Book Review: Slider by Pete Hautman

Slider by Pete Hautman. Candlewick, 2018. 9781536204322. 278pp. plus a discussion guide. David did something idiotic with his mother’s credit card, without permission, and before she finds out he needs lots of money to take care of the problem. His one hope: winning the Super Pigorino Bowl pizza-eating contest. He can put away a lot of pizza, so he has a chance. But standing in his way is at least one professional eater, plus the fact that David can’t afford the entry fee. His friends HeyMan and Cyn (who seem to be becoming more than friends) help with the latter.
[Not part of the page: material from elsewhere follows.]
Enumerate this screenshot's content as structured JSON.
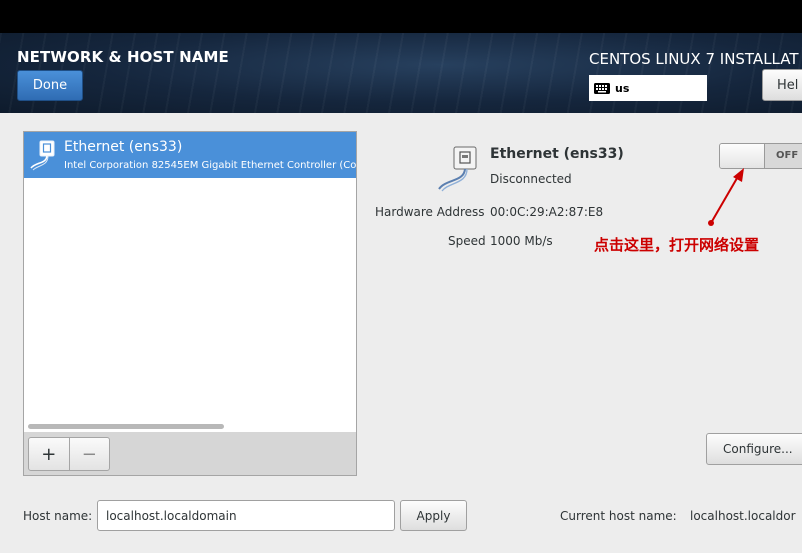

Getting his parents to agree to let him compete is harder, but the solution to that has something to do with his brother, Mal, whose only word is, “Okay.” The book is fun because of David’s competitive eating obsession, his flaws, and his desire to fix things; the whole situation is constantly about to blow up in his face. I’m passing this book to a middle schooler who shares my sense of humor. Reading this was a little emotional for me — when I opened it, I realized I’ve been avoiding Slider since my friend and fellow Unshelved Book Club reviewer Dan Ritchie died years ago. We both enjoyed Hautman’s books, and I remember talking to Dan about several. I wish I was reading a review of Slider by Dan instead of writing one myself.